Delaware County continues to grow and remains the number one fastest growing county in Ohio.

By next year, Delaware County will crack the 200,000 population mark.

Most of the growth is happening between interstate 270 and the city of Delaware.

One area seeing the largest growth is the Columbus area of Delaware County which has grown 62 percent since 2010.

Other areas seeing double-digit growth are the Villages of Ostrander, Berkshire Township, Galena and Sunbury.
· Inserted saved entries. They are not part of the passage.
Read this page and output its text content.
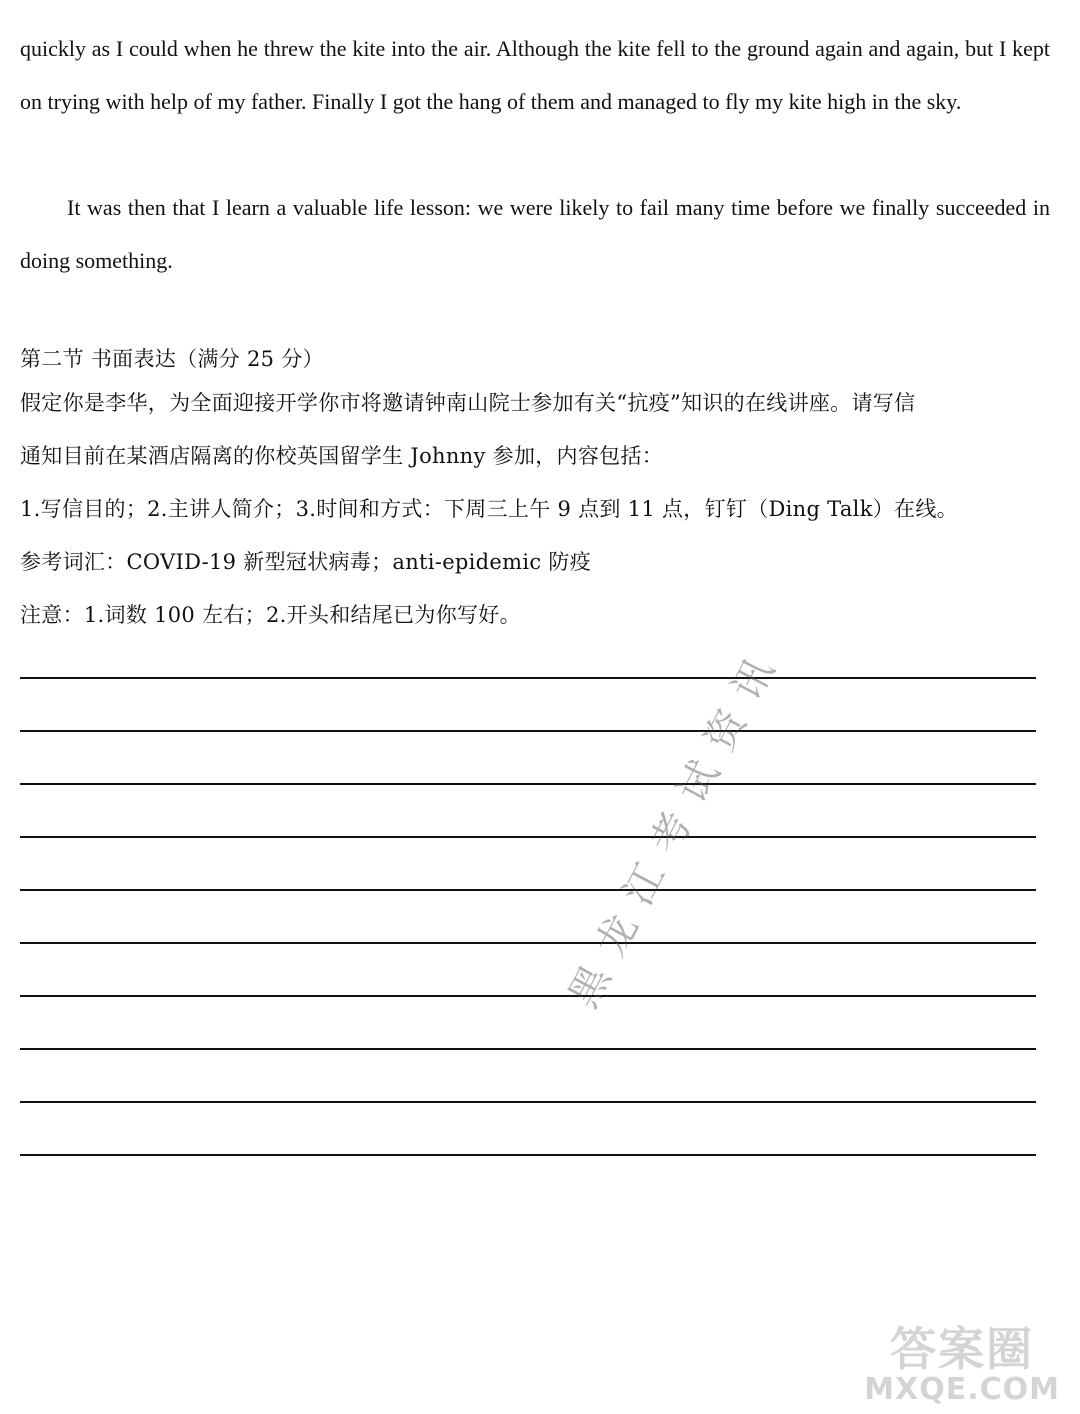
quickly as I could when he threw the kite into the air. Although the kite fell to the ground again and again, but I kept on trying with help of my father. Finally I got the hang of them and managed to fly my kite high in the sky.

It was then that I learn a valuable life lesson: we were likely to fail many time before we finally succeeded in doing something.

第二节 书面表达（满分 25 分）

假定你是李华，为全面迎接开学你市将邀请钟南山院士参加有关“抗疫”知识的在线讲座。请写信

通知目前在某酒店隔离的你校英国留学生 Johnny 参加，内容包括：

1.写信目的；2.主讲人简介；3.时间和方式：下周三上午 9 点到 11 点，钉钉（Ding Talk）在线。

参考词汇：COVID-19 新型冠状病毒；anti-epidemic 防疫

注意：1.词数 100 左右；2.开头和结尾已为你写好。

黑龙江考试资讯
答案圈
MXQE.COM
But all this growth is also leading to traffic congestion.

“A headache,” Delaware resident Amanda Sonk said. “It’s really frustrating. Actually, we’re discussing moving because of the traffic,” she said.
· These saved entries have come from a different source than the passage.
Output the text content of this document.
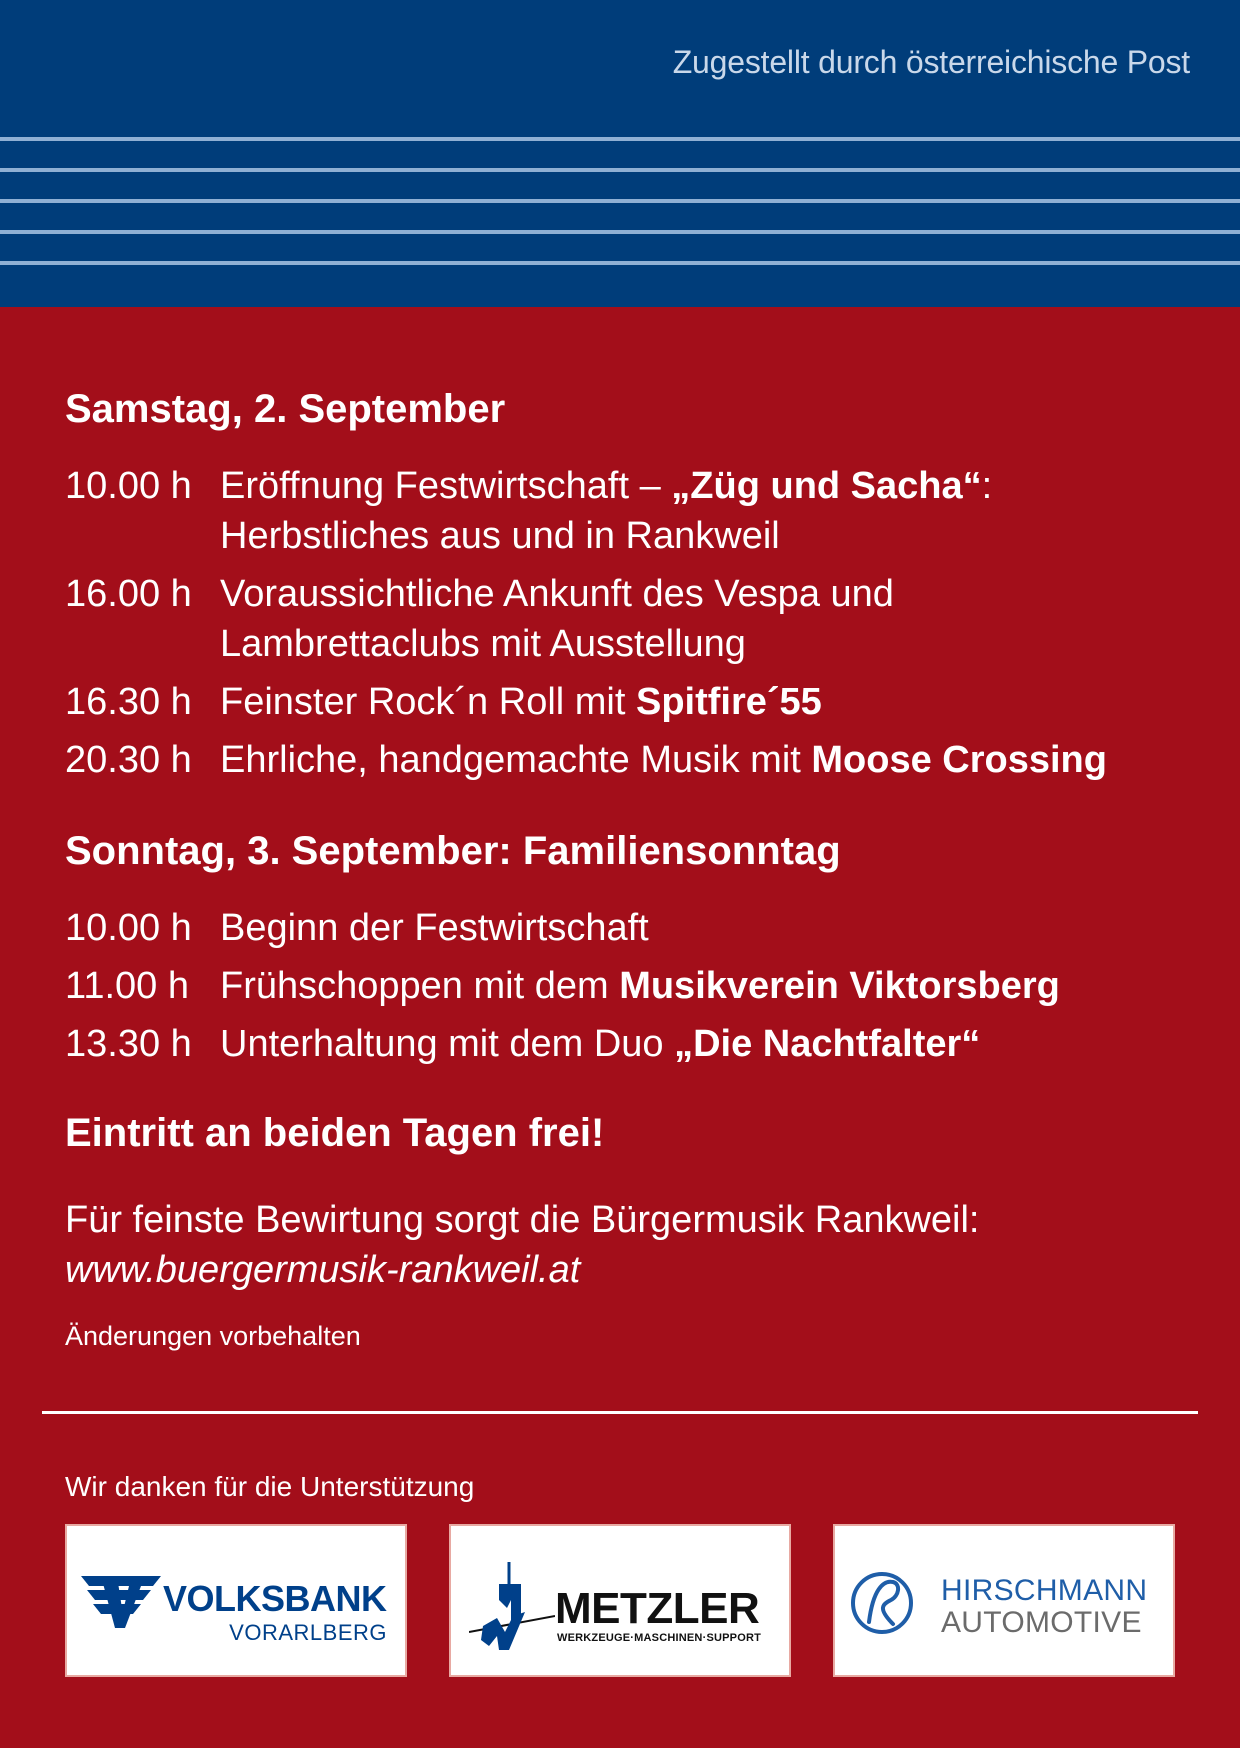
Zugestellt durch österreichische Post
Samstag, 2. September
10.00 h Eröffnung Festwirtschaft – „Züg und Sacha“:
Herbstliches aus und in Rankweil
16.00 h Voraussichtliche Ankunft des Vespa und
Lambrettaclubs mit Ausstellung
16.30 h Feinster Rock´n Roll mit Spitfire´55
20.30 h Ehrliche, handgemachte Musik mit Moose Crossing
Sonntag, 3. September: Familiensonntag
10.00 h Beginn der Festwirtschaft
11.00 h Frühschoppen mit dem Musikverein Viktorsberg
13.30 h Unterhaltung mit dem Duo „Die Nachtfalter“
Eintritt an beiden Tagen frei!
Für feinste Bewirtung sorgt die Bürgermusik Rankweil:
www.buergermusik-rankweil.at
Änderungen vorbehalten
Wir danken für die Unterstützung
VOLKSBANK
VORARLBERG	METZLER
WERKZEUGE·MASCHINEN·SUPPORT
HIRSCHMANN
AUTOMOTIVE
This was supposed to be an area where people could escape into the country. That changed when the building boom took over.

There's a new IKEA store being built near Polaris Fashion Place. Apartments are sprouting like weeds, new retirement communities have been added and the traffic keeps getting worse.

“Just to leave my work to get to [Interstate] 71, which is normally a two-minute drive, sometimes takes 12 to 15 minutes,” Jamee Conner said. “I can remember when they did [the] Gemini Place exit. They thought this would be a solution. Every morning when I’m getting off that Polaris exit, it’s not a solution, it’s bumper to bumper hectic traffic.”

Delaware County Engineer Chris Bauserman is in charge of building more roads.

“Congestion is a huge issue. We're investing $40 million in transportation infrastructure this year,” he said.

But he adds that's not nearly enough and there are plans for $114 million over the next five years.

Sawmill Parkway, South Old State, Worthington Road, Lewis Center and Powell Road are all slated to be widened for traffic.

“Next year on South Old State Road, we'll expand the two-lane section of South Old State to five lanes from Polaris Parkway up to Orange Road,” Bauserman said.

Delaware's population shows no signs of slowing down. In 2000, the population was 109,000. By 2025, that number is projected to be double that to nearly 230,000 people.

While traffic congestion seems to be part of living in a desirable county, the more people who come to live and work here is adding to driver frustration.

“I’m nervous with IKEA coming in, the new apartments coming in, that it’s just going to get more hectic,” Conner said.

According to the website Orbrella , which tracks auto insurance rates, the average commute in Delaware was 29.5 minutes based on the latest census data.

The worst in Ohio, according to the website, is Pickerington at 30.9 minutes.